Die bittere Wahrheit hinter diesem Aperçu hat Korngold noch viel mehr als Previn zu spüren bekommen: Nach dem Zweiten Weltkrieg gelang es dem in die USA emigrierten Österreicher nicht mehr, als Komponist "ernster" Musik in Europa Fuß zu fassen. Zu sehr klang das alles nach Hollywood, nach großer Leinwand und großem Geld, und so wurde auch sein 1947 von Jascha Heifetz uraufgeführtes Violinkonzert jahrzehntelang mehr oder minder missachtet.

Bewundert und vertrieben

Korngold, 1897 in Brünn geboren, war ein Wunderkind und konnte noch als Teenager seine eigene Musik an der Wiener Hofoper hören. Seine Opern "Die tote Stadt" (1920) und "Das Wunder der Heliane" (1927) waren Sensationserfolge. 1934 holte ihn Max Reinhardt nach Hollywood – ein folgenreicher Schritt, denn was möglicherweise nur als Projekt geplant war, wurde zur schicksalhaften Lebensaufgabe.
Der Komponist Erich Wolfgang Korngold (rechts) und der Regisseur William Dieterle 1939 im Studio.
Laufen hatten die Bilder schon gelernt, jetzt sollten sie zum Klingen gebracht werden: Erich Wolfgang Korngold (rechts) schrieb 1939 die Musik zu den Film "Juarez" von William Dieterle (links).© imago stock&people
Erst konnte Korngold aufgrund des nationalsozialistischen Rassenwahns nicht in seine Heimat zurückkehren, dann wurde er dort als Komponist spätromantischer Musik zum alten Eisen gelegt. Noch lange nach seinem Tod 1957 – und vielleicht hier und dort auch heute noch – galt Korngold als zweite Wahl, als geschickter Arrangeur mehr denn als bedeutender Komponist.

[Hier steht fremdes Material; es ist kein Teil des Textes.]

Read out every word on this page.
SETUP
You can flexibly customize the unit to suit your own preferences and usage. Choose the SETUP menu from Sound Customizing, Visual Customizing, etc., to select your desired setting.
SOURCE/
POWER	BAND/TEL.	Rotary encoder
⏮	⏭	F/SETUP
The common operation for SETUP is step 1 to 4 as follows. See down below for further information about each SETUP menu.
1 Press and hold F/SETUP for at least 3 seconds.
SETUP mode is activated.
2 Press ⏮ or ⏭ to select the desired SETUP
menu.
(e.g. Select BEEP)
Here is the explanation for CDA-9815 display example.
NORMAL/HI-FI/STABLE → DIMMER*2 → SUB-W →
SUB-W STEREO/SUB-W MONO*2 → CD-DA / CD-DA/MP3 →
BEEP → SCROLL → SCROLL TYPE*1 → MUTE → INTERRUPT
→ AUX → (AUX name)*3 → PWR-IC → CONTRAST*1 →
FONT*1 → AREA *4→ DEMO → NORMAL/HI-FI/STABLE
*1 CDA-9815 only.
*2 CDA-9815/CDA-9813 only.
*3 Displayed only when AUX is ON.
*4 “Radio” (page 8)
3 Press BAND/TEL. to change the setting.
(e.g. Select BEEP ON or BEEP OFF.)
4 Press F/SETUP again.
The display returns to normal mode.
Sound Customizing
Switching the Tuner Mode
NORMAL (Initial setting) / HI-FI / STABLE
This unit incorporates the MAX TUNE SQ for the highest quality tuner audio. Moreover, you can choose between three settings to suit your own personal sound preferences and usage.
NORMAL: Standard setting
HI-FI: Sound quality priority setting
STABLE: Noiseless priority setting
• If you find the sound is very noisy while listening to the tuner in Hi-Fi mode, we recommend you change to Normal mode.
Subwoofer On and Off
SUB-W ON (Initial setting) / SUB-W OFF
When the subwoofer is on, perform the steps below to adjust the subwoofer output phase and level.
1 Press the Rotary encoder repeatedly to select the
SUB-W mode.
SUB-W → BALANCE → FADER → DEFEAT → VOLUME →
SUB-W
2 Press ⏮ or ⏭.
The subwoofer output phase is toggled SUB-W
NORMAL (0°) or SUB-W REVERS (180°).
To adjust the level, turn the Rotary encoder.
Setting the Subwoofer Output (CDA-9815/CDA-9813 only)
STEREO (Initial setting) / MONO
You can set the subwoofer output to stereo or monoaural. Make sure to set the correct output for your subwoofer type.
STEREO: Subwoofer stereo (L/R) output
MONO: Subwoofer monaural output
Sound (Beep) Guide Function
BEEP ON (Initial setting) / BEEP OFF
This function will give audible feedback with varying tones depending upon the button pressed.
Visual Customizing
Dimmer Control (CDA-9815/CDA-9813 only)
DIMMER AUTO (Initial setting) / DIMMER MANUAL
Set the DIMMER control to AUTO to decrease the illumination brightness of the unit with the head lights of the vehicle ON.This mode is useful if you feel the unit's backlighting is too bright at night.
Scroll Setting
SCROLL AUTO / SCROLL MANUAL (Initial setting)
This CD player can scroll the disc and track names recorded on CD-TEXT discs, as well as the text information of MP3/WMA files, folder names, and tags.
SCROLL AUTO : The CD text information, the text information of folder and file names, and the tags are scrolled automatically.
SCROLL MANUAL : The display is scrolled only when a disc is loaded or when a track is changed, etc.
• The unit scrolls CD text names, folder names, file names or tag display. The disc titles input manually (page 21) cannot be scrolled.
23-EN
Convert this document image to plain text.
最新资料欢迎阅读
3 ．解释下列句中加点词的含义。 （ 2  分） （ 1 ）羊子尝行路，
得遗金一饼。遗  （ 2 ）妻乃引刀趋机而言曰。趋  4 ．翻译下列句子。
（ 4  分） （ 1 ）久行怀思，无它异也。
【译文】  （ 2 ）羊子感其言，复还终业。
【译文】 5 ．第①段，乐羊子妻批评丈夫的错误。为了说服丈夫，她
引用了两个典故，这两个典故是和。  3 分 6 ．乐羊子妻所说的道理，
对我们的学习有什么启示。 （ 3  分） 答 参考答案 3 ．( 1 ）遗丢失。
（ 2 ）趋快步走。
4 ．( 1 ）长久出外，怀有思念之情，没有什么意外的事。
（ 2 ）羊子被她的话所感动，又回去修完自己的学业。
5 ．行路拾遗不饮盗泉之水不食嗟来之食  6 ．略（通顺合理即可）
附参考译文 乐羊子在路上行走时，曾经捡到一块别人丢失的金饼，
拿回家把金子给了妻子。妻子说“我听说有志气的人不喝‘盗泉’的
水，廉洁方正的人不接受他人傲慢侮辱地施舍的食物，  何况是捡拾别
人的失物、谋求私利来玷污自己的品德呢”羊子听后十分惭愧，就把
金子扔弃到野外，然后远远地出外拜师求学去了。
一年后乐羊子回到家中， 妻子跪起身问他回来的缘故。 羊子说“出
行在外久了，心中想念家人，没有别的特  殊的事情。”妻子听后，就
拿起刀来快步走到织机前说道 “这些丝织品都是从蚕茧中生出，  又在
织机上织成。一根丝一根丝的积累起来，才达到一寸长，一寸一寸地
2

Vom Filmstudio in den Konzertsaal

Inzwischen hat sich wenigstens das Violinkonzert, in dem Korngold einige seiner schönsten Ideen aus der Filmarbeit in den Konzertsaal herüber rettete, als Werk etabliert. Viele – und gerade jüngere – Geigerinnen und Geiger haben es im Repertoire, wobei man nicht unbedingt auf die Idee kommen würde, dass sich auch Carolin Widmann für dieses Werk erwärmen kann.
Die Münchner Geigerin mit Wohnsitz und Professur in Leipzig gilt als Spezialistin für Neue Musik, womit Korngolds Konzert herzlich wenig zu tun hat. Dennoch liebt Carolin Widmann diesen Komponisten und seinen höchst originellen Zugriff auf die eigene Filmmusik. Im Studio der "Interpretationen" enthüllt die Geigerin Schönheiten und Details von Korngolds Musiksprache.